A motivação extrínseca com regulação por identificação é a segunda modalidade de motivação extrínseca e ocorre quando houve uma avaliação prévia, por parte da pessoa, das condições do contexto e ela então decidiu que a ação era momentaneamente conveniente. Essa motivação vincula-se à regulação identificada (Deci & Ryan, 2002).

Como terceira modalidade de motivação, temos a motivação extrínseca por integração. Nesta, a ação é habitualmente tomada pela pessoa e interpretada como consonante com seus valores. Ainda é considerada extrínseca porque a ação em si não tem significado para a pessoa, mas sim o que ela alcançará com a ação. A regulação associada a essa forma de motivação é a integrada (Deci & Ryan, 2002).

Por fim, temos a motivação intrínseca. Esta acontece quando a pessoa age em consonância com motivos internos baseados nas necessidades intrínsecas (autonomia, competência e vínculo social). Essa modalidade de motivação ocorre desde objetivos estipulados como significativos para a pessoa, sendo que a ação em si é percebida como recompensadora para ela, tendendo a gerar satisfação e bemestar. Essa motivação relaciona-se à regulação intrínseca (Assor, Vansteenkiste & Kaplan, 2009; Assor, Roth & Deci, 2004).

A importância do estudo dessas modalidades de motivação, segundo a SDT, é pelo fato de que a pessoa com uma internalização de valores mais consistente demonstra uma motivação mais integrada ao seu self e, portanto, revela comportamentos mais efetivos, melhor inserção grupal, maior persistência, bem como lida melhor com os fracassos eventuais, além da tendência em apresentar maior saúde e bem-estar psicológico (Ryan & Deci, 2000a, 2000b).

 

Teoria das orientações de causalidade

A SDT delineia um modelo teórico para estilos reguladores (figura 1: contínuo dos estilos regulatórios), com divisões que são baseadas na integração entre as necessidades básicas e a internalização dos regulamentos sociais, de forma a definir domínios entre os tipos de motivação, de regulação e causalidade, que formam estilos reguladores ou que orientam o grau de comportamento autodeterminado da pessoa (Couchman & Ryan, 1999).

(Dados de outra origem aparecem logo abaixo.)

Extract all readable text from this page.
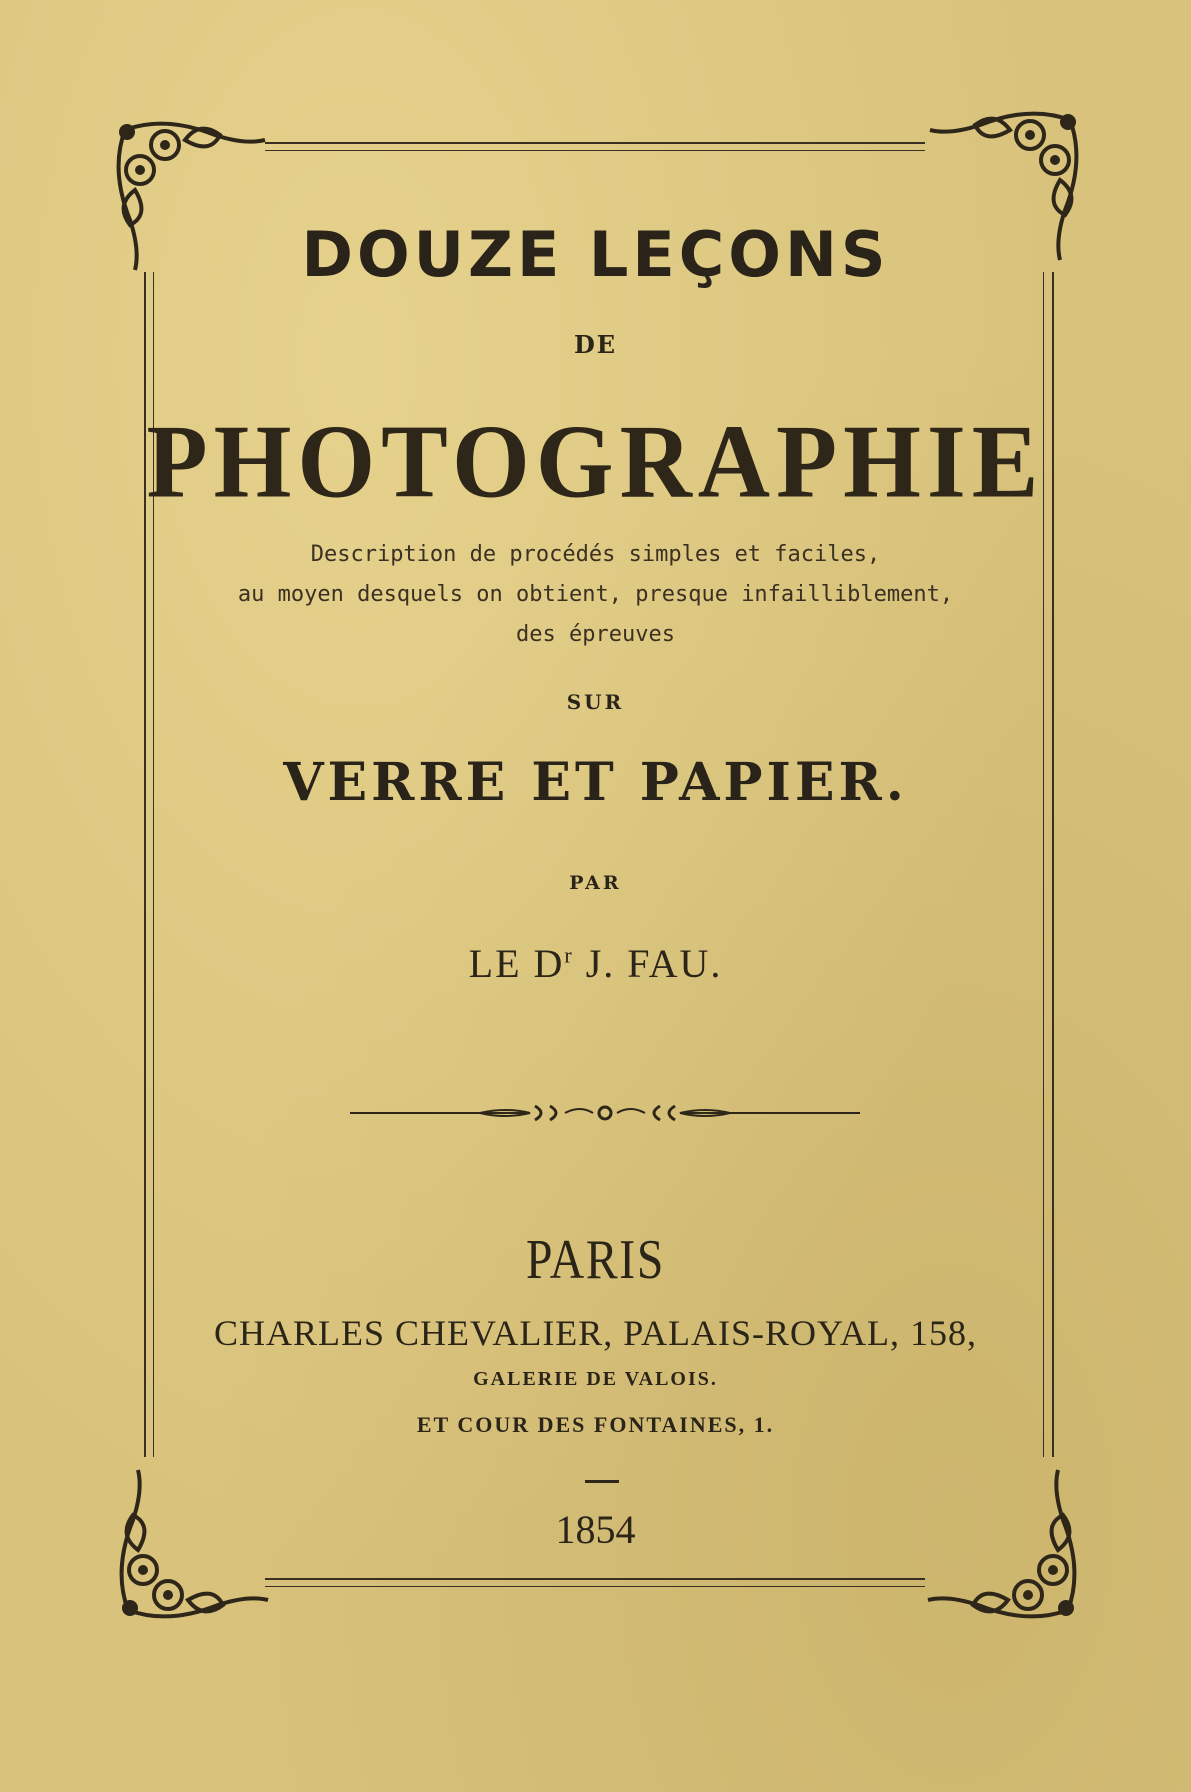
DOUZE LEÇONS
DE
PHOTOGRAPHIE
Description de procédés simples et faciles,
au moyen desquels on obtient, presque infailliblement,
des épreuves
SUR
VERRE ET PAPIER.
PAR
LE $D^r$ J. FAU.
PARIS
CHARLES CHEVALIER, PALAIS-ROYAL, 158,
GALERIE DE VALOIS.
ET COUR DES FONTAINES, 1.
1854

Existem três desses estilos reguladores, propostos por Ryan e Deci (1987), conforme indica a figura 1. A primeira delas é a orientação impessoal, há tendências a comportamentos sem orientação intencional. No contínuo da autodeterminação, remete-se ao comportamento sem intencionalidade, amotivado, à não regulação e ao lócus de controle impessoal. Pessoas com alta orientação impessoal tendem à ansiedade e a sentimentos de ineficácia, não acreditando que possam mudar o contexto (Kasser & Ryan, 1996).

Já no segundo estilo regulador proposto, ou seja, a orientação controlada, o comportamento é dirigido por controle externo, e a ação é conduzida para adquirir benefícios ou até mesmo para fugir de consequências avaliadas como aversivas. Esse estilo regulador remete a comportamentos com um nível mais baixo de autodeterminação, à motivação extrínseca, à convicção de que a pessoa nem sempre pode dominar os resultados dos fatos e à regulação introjetada e externa. As pessoas com alta orientação controlada, de acordo com Kasser e Ryan (1996), tendem a focar-se mais no sucesso financeiro, na promoção da autoimagem e na popularidade, podendo agir mais em consonância com o que o meio social determina.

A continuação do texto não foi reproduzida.